The best written AI art I've seen so far has been nostalgebraist-autoresponder's tumblr posts, so I guess my money is on the latter of these two options. Simply not being winnowed into a specific persona strikes me as a valuable feature for creating good art.

I'm not sure fine-tuning is necessary. Most recent models have a ~100.000 token context window now, so they could fit quite a few short high quality examples for in-context learning. (Gemini Pro even has a 2 million token context window, but of course the base model is unavailable to the public.)

I would be curious to see an attempt! I have a pretty strong prior that it would fail, though, with currently available models. I buy that RLHF hurts, but given Sam Altman's sample story also not impressing me (and having the same failure modes, just slightly less so), the problem pattern-matches for me to the underlying LLM simply not absorbing the latent structure well enough to imitate it. You might need more parameters, or a different set of training data, or something.

(This also relates to my reply to gwern above - his prompt did indeed include high quality examples, and in my opinion it helped ~0.)

Both Altman and Gwern used fine-tuned models, those don't really do in-context learning. They don't support "prompt engineering" in the original sense, they only respond to commands and questions in a particular way.

This is a great post, thanks for writing it. I agree that, when it comes to creative endeavours, there's just no "there" there with current AI systems. They just don't "get it". I'm reminded of this tweet:

Mark Cummins: After using Deep Research for a while, I finally get the “it’s just slop” complaint people have about AI art.

Because I don’t care much about art, most AI art seems pretty good to me. But information is something where I’m much closer to a connoisseur, and Deep Research is just nowhere near a good human output. It’s not useless, I think maybe ~20% of the time I get something I’m satisfied with. Even then, there’s this kind of hall-of-mirrors quality to the output, I can’t fully trust it, it’s subtly distorted. I feel like I’m wading through epistemic pollution.

Obviously it’s going to improve, and probably quite rapidly. If it read 10x more sources, thought 100x longer, and had 1000x lower error rate, I think that would do it. So no huge leap required, just turning some knobs, it’s definitely going to get there. But at the same time, it’s quite jarring to me that a large fraction of people already find the outputs compelling.

As someone who does care about art, and has, I think, discerning taste, I have always kind of felt this, and only when I read the above tweet did I realise that not everyone felt what I felt. When Sam Altman tweeted that story, which seemed to impress some people and inspire disgust/ridicule from others, the division became even clearer.

I think with Deep Research the slop is actually not as much of a problem -- you can just treat it as a web search on steroids and can always jump into the cited sources to verify things. And for similar reasons, it seems true that if DR "read 10x more sources, thought 100x longer, and had 1000x lower error rate", it could be as good as me at doing bounded investigations. For the hardest bits needed for AI to generate genuinely good creative fiction, it feels less obvious whether the same type of predictable progress will happen.

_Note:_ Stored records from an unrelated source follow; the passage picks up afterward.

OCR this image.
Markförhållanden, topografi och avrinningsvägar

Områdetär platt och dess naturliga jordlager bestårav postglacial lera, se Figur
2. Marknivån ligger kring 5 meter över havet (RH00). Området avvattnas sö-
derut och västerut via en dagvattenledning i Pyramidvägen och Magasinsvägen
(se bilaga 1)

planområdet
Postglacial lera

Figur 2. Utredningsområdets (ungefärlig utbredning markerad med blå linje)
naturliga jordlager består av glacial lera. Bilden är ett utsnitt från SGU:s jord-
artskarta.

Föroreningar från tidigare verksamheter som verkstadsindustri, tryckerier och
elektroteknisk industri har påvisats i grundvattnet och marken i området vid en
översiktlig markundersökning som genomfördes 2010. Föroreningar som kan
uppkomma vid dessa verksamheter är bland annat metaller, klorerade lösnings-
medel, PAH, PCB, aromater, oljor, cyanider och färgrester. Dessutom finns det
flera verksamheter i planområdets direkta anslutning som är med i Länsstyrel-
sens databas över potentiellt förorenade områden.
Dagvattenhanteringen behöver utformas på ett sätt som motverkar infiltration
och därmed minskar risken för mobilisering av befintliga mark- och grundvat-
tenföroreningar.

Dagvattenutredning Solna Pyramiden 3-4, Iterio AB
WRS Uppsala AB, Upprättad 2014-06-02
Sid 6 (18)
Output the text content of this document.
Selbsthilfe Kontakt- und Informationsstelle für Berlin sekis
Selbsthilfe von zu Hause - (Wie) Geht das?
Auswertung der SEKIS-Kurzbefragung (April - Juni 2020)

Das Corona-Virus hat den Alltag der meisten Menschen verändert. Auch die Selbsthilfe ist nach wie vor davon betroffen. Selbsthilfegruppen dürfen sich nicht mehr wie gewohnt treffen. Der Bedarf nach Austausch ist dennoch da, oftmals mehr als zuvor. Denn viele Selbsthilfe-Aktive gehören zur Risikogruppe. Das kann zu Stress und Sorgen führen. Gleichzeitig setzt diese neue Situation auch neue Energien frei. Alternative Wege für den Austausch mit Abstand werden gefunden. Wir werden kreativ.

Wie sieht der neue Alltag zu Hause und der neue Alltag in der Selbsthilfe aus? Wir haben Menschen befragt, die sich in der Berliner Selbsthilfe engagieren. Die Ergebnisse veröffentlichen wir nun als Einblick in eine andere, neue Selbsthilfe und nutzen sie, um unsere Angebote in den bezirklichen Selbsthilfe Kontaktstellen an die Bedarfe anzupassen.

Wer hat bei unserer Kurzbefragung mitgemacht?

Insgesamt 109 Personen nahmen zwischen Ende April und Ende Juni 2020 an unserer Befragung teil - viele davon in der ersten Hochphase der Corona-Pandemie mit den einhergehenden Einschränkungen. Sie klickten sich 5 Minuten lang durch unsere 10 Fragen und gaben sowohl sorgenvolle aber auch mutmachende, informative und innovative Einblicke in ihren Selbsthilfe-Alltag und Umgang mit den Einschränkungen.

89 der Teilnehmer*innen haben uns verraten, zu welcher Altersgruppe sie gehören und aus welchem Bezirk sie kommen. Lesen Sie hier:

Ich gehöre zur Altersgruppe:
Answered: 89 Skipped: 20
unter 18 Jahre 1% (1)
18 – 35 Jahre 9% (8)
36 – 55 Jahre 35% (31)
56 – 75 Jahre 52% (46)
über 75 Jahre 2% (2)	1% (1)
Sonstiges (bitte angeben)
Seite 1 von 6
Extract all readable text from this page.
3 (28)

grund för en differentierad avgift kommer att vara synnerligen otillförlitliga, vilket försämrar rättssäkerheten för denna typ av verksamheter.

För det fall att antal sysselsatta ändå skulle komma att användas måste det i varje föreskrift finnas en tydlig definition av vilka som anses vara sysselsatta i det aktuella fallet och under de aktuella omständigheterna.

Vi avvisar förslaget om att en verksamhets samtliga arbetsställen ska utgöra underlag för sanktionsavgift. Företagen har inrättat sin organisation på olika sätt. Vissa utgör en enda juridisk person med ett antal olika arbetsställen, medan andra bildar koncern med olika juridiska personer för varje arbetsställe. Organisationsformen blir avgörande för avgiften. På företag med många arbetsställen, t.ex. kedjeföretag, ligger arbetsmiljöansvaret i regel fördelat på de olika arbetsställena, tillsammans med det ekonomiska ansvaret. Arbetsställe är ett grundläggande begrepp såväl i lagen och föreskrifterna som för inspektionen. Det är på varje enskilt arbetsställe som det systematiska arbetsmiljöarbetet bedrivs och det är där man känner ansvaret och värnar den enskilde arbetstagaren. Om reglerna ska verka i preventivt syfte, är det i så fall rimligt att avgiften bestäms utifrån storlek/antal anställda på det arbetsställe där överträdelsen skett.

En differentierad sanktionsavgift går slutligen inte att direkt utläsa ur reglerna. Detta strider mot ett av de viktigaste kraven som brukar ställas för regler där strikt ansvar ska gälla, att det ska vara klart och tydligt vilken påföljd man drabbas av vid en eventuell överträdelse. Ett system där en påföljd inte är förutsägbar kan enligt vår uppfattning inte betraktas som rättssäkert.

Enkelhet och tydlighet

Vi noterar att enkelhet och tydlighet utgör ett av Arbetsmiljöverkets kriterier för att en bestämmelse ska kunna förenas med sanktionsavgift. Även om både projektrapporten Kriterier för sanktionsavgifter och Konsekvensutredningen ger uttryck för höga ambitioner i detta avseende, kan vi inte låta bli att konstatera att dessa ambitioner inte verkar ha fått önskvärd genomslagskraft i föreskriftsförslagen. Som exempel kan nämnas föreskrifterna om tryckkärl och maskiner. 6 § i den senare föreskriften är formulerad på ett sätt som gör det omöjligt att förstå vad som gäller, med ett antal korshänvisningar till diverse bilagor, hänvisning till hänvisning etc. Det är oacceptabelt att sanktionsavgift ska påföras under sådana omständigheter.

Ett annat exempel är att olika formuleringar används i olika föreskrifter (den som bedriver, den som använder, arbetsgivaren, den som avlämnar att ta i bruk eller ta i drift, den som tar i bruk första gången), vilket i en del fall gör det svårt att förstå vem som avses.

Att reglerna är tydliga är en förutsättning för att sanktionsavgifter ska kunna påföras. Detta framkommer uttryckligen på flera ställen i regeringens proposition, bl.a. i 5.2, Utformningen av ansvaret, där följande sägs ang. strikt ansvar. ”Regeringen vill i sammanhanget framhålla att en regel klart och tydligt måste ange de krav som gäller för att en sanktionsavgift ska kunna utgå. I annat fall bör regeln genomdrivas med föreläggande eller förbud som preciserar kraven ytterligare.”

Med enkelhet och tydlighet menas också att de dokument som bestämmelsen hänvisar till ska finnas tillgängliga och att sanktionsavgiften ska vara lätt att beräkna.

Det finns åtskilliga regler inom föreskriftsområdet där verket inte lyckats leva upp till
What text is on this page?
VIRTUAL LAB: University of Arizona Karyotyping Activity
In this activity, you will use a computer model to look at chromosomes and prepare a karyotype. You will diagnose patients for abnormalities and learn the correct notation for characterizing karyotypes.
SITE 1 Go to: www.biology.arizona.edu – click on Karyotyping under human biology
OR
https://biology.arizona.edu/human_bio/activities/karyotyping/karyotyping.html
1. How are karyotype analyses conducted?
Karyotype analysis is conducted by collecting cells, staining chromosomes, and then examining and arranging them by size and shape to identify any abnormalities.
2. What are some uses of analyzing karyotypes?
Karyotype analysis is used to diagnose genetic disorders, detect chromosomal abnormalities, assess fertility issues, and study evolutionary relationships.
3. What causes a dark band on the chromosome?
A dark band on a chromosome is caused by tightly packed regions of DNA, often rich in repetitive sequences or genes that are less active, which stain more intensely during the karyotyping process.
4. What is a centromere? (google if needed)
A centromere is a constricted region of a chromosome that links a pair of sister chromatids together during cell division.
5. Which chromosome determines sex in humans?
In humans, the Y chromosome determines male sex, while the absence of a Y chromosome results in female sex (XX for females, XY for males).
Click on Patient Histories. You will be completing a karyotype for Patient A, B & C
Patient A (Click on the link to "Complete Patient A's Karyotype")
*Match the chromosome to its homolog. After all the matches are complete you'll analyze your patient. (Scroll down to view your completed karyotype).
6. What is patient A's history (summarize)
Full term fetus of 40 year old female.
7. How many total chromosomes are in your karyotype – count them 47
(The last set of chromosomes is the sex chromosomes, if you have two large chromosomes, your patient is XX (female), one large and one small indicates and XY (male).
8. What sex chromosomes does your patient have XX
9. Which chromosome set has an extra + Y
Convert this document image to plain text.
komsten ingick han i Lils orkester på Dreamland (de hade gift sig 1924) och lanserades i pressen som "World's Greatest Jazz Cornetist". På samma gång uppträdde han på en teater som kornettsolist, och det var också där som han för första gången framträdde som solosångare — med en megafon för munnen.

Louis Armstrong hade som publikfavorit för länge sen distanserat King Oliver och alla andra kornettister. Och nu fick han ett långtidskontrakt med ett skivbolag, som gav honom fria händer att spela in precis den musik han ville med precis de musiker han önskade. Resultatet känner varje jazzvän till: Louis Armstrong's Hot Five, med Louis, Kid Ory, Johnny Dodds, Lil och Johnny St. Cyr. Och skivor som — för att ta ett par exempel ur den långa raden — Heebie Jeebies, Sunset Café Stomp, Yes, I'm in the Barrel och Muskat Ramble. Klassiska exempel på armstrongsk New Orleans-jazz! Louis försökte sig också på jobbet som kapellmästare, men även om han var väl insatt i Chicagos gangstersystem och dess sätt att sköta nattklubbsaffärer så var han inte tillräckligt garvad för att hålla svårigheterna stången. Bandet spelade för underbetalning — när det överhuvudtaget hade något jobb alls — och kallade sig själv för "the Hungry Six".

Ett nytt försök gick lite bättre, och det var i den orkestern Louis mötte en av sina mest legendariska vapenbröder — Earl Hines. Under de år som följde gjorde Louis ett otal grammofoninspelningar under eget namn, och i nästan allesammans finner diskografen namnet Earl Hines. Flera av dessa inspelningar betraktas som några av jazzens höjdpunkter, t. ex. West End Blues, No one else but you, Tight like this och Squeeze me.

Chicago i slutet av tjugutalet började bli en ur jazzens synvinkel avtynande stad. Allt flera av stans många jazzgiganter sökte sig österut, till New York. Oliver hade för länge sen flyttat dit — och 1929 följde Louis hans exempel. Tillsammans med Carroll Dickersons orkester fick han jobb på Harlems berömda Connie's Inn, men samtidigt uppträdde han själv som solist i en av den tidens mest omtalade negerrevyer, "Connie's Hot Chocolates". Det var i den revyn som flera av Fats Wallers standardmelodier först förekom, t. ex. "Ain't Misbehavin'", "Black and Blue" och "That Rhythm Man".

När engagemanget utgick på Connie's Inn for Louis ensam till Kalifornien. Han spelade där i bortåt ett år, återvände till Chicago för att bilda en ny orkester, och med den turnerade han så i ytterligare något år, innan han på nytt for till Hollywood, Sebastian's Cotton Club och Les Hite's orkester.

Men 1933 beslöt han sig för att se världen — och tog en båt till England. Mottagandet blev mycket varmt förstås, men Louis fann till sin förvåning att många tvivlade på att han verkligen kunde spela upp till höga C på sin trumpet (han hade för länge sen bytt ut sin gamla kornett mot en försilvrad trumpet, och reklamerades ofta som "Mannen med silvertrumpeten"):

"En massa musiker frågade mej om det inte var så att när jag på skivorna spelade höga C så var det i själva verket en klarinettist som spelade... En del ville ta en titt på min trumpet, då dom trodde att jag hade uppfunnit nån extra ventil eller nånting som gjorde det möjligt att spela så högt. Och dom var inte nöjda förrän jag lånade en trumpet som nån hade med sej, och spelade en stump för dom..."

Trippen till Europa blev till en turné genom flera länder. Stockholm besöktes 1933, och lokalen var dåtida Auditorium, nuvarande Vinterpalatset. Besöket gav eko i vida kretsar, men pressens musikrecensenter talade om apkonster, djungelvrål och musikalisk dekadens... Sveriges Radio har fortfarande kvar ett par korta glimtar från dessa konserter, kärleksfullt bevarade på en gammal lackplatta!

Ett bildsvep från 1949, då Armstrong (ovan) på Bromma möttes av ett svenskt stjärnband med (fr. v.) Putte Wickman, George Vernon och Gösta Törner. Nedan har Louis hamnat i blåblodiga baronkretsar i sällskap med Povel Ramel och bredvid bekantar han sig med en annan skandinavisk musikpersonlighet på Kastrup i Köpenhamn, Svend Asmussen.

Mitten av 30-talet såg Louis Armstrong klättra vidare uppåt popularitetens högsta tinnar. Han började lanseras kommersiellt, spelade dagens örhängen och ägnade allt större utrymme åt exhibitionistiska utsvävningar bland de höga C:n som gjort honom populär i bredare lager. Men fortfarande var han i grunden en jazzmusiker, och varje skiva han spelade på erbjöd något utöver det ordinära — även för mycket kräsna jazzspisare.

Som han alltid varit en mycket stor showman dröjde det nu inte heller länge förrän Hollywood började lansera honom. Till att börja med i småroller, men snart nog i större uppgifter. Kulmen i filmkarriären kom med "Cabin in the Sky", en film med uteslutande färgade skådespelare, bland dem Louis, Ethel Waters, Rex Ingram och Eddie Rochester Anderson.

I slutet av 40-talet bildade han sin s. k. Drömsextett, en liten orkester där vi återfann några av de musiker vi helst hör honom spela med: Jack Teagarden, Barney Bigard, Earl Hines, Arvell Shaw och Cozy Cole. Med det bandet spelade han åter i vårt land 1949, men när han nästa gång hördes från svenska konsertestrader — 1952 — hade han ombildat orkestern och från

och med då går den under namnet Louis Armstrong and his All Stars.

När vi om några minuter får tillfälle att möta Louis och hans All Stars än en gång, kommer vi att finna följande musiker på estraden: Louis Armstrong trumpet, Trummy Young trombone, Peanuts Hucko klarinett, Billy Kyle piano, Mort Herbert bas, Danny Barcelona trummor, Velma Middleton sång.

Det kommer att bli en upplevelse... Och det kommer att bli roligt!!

I think I'm less sure than you that the problem has to do with attractor basins, though. That does feel part of or related to the problem, but I think a larger issue is that chatbots are not coherent enough. Good art has a sort of underlying internal logic to it, which even if you do not notice it contributes to making the artwork feel like a unified whole. Chatbots don't do that, they are too all over the place.

I think your prompt does not show R1 at its best. It’s better at reacting to something that it is when given a blank canvas.

Deepseek R1 has some strange obsessions, that are not obviously in the prompt and that seem to occur regardless of who is prompting it. Bioluminescence is one example.

I am still trying to figure out if R1 is actually trying to tell us something here, and if so, what it’s trying to say. Maybe it really is saying something about the nature of LLMs, given that these themes aren’t as big a deal in its training set.